Klasycznego tańca indyjskiego nie da się nauczyć przez dwa tygodnie, ale w przypadku układów bollywoodzkich można tego spróbować.

 

  • W Indiach jest wiele szkół, które oferują kursy roczne tańca klasycznego. Gdy ktoś uczy się go w Polsce, może do Indii pojechać na lekcje prywatne, które zwykle są uzupełniane zajęciami w grupie.
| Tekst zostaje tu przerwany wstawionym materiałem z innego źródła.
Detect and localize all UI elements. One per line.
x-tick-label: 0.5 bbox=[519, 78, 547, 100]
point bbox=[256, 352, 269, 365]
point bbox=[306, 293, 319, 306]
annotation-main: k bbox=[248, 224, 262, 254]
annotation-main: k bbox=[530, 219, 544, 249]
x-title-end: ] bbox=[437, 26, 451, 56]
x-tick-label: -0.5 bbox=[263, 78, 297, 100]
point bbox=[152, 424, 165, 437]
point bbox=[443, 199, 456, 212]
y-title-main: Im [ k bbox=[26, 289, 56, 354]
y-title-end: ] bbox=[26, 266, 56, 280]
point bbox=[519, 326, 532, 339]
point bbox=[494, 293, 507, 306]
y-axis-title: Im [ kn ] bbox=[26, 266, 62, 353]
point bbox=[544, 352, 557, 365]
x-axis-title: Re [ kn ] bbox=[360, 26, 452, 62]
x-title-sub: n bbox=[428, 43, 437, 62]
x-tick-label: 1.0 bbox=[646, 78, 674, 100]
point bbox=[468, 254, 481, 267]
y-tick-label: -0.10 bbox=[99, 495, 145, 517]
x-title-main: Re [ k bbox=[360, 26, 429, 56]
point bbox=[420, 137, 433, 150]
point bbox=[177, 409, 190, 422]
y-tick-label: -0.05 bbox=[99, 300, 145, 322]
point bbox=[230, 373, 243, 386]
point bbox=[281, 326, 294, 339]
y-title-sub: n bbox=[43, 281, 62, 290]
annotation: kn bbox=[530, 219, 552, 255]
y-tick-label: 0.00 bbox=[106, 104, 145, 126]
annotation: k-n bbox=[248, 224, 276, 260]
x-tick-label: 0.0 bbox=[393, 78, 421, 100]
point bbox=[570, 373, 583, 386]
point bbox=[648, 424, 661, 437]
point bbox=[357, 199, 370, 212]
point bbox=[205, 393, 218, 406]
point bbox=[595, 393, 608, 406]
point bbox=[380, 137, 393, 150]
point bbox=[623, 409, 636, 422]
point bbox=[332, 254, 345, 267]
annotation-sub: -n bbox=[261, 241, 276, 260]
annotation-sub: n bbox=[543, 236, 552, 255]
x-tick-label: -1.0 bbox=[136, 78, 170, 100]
Wielu nauczycieli nie uznaje jednak sposobu przekazywania wiedzy innego niż swój i uczy od podstaw.

  • Przy zapisywaniu się na zajęcia należy zwracać uwagę, czy jasne jest, ile będziemy płacić za lekcję (15–60 zł za godzinę zajęć prywatnych).

  • Jeżeli ktoś planuje się zapisać do artysty czynnie występującego, powinien najpierw się upewnić, ile ma zaplanowanych pokazów, by nie stracić całego czasu w oczekiwaniu na mistrza. 

  • Tańca bollywood, można się uczyć na zwykłych kursach tańca, np. w India International School.

 

 

Klasyczne inspiracje

Taniec klasyczny bharatanatjam odrodził sie w I poł. XX w. Do rangi sztuki o podłożu religijnym podniosła go braminka Rukmini Devi. Namówiła ja do tego rosyjska przyjaciółka, primabalerina. Stąd wiele naleciałości z baletu rosyjskiego, które do dzisiaj przetrwały w tym tańcu.